Saturday in Coporaque was another day of another Saint. That said...this one included a parade with a ridiculously shrouded box complete with garland of fruit and flowers...sitting a top was Senor Saint. After the parade, they had a mass, and then after that, the drinking began. I have never witnessed so many drunk people in my life. They had a good four hours of drinking before I joined the scene with Renato. The tradition it to go from house to house, eat, drink and be merry. It´s incredible, with what little some people have, they were feeding everyone full meals (two plates). People bring bags to take their left overs because it´s more than enough. They have a special drink called Chicha which is fermented corn juice, more or less. It didn´t have that great of a flavor...but apparently lots of people reeeallly like it. When we first joined the procession, it was just the stragglers in the back. Turned out to be Chocolate, the father who I went fishing with last weekend, and a few of his relatives, and a few other bizarre men. One woman was crying, falling over herself, and another very leathery man fitted with an enormous cowboy hat was hiding his teary eyes, tucking his chin to his chest...we finally made it to the actual party, the majority of the women are in their traditional beautiful dresses, the men casually dressed, ready to drink and fall down. There is a small brass band with a big bass drum....playing popular songs that are on the radio, not sure how old they are though. Those guys played for two straight days, starting early in the morning, around 8, playing late through the night, and were still playing when I left on Sunday at 2pm. Chicha must be some kind of energy drink...and apparently they make a lot of money. You can´t have a party without a live brass band! After this non sense, we headed back to our house, took a lap, ate half a dinner (tepid fish head flavored soup) and headed down to the river. I missed the hot springs like crazy but it is really quite an effort to get their and back.

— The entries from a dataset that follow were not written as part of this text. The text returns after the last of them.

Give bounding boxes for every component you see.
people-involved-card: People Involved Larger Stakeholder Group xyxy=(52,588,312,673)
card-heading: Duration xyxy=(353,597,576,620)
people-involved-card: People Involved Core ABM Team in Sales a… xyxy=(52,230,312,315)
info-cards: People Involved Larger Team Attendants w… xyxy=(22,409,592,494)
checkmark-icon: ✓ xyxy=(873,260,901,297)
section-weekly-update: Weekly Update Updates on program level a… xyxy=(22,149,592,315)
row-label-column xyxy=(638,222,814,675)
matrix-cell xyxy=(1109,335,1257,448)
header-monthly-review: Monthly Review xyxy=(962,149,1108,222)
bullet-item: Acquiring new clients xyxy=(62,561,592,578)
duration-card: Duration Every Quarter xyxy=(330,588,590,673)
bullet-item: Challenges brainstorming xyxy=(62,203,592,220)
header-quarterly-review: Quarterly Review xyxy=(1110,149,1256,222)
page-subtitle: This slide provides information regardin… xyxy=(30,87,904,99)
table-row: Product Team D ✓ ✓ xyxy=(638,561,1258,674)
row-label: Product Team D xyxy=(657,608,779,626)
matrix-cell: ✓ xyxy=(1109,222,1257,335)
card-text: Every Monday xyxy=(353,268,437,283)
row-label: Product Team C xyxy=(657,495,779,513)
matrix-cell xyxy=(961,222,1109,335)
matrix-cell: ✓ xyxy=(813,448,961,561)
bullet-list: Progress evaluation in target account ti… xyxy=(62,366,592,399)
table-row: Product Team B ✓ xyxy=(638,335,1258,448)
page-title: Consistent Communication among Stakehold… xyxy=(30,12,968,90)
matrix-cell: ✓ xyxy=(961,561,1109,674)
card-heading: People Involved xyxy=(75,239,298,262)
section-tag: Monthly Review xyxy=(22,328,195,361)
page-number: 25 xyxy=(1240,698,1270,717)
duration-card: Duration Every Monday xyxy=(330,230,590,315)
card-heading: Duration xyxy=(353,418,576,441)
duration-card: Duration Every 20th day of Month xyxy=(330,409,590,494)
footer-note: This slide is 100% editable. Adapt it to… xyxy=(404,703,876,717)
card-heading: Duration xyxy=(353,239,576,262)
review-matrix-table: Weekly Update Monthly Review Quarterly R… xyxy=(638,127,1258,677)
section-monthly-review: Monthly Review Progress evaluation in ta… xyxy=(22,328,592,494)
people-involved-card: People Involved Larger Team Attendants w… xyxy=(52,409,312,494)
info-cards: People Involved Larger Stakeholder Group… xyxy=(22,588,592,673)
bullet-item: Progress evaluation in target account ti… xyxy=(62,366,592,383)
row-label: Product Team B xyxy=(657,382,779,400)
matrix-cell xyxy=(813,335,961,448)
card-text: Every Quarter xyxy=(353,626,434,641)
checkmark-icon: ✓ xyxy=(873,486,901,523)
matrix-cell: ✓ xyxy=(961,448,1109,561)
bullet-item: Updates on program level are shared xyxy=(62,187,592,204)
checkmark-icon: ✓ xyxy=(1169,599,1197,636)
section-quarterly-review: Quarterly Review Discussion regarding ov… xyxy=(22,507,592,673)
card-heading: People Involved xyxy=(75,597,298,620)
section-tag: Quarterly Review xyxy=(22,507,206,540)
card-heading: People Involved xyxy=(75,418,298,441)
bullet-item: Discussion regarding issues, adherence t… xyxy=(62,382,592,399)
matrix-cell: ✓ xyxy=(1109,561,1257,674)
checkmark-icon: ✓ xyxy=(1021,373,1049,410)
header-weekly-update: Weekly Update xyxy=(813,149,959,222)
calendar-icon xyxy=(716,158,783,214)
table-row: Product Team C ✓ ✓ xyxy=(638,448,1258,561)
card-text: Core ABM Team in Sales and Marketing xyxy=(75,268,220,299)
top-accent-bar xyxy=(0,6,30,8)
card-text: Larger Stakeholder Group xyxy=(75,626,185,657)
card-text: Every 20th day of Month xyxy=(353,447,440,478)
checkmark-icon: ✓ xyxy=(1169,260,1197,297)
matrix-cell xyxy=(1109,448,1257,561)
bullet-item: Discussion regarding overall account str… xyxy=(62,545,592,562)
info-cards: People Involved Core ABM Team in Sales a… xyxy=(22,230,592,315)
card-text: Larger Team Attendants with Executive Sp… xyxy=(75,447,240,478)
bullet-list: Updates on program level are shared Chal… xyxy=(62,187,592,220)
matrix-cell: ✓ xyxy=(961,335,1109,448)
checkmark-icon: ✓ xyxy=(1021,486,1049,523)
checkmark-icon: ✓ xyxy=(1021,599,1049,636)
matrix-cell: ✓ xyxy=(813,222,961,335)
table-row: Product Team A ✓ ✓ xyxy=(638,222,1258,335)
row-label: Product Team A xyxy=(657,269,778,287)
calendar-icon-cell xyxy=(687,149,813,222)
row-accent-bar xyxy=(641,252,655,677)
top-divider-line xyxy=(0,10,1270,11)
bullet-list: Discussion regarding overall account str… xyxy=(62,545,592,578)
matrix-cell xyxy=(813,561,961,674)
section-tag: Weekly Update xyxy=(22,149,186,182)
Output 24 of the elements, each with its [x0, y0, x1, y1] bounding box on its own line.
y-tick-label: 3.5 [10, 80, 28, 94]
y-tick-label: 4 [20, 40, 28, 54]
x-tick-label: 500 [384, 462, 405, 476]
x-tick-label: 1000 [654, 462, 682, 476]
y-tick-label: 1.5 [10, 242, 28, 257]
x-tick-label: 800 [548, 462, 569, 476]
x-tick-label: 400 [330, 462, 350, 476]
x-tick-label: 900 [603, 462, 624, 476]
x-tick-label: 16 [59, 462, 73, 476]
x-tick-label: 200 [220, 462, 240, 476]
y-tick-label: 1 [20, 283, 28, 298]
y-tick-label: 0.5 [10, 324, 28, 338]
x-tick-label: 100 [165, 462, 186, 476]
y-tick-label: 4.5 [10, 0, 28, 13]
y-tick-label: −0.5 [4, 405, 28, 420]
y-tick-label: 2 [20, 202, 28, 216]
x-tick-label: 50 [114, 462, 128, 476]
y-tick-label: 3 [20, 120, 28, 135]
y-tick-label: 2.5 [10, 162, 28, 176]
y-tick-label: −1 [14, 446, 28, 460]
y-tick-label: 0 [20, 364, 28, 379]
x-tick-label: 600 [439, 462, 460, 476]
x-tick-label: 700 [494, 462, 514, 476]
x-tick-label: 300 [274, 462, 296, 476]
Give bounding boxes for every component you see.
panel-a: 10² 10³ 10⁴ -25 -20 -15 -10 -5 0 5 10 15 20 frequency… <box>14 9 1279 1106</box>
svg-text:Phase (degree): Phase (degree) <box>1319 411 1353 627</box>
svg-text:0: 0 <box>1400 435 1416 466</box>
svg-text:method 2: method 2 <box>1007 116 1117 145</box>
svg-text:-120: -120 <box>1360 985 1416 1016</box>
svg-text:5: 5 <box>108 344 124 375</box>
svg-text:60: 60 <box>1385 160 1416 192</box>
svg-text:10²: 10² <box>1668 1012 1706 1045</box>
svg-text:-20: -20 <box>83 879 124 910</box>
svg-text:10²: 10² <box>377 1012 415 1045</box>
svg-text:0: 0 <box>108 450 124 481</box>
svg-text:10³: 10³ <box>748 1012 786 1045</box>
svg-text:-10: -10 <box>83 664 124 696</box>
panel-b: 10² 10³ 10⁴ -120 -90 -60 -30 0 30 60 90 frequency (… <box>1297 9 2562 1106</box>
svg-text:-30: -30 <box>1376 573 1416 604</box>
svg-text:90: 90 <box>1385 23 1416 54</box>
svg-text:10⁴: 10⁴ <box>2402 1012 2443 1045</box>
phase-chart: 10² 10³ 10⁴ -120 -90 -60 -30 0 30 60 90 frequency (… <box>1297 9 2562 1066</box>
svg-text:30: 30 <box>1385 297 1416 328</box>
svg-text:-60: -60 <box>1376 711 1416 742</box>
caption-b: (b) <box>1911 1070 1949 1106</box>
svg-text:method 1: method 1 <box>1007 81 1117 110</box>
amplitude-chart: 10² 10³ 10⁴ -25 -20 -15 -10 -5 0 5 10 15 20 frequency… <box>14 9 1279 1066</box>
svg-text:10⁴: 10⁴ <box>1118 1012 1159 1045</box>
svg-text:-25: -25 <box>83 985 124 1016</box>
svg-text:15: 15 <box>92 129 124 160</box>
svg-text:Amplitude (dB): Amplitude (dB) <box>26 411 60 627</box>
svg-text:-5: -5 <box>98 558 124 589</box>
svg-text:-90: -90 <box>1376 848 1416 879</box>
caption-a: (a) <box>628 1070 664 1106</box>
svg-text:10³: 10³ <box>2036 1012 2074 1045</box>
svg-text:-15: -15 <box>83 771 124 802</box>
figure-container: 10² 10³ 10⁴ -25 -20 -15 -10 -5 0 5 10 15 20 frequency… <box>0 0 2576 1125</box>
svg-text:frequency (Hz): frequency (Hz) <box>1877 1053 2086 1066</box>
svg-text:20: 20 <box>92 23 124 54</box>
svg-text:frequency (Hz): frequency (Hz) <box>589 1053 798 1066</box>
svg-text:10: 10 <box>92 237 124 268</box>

Down their in the aguas calientes, the sky with lit up with stars. It was so bright you could see the silouhettes of the tips of the hills and trees. Like searching for figures in the clouds, Antonella and I passed the time making up what we thought the shadows were...animals, cowboys, families, tigers...it was really magical just flopping around in the hot water, pitch black besides the stars. The hour walk back was killer...everything is less defined now that all of the barley and corn have been harvested. It is a good thing I didn´t go down there just with Renato. I am sure we would have gotten lost.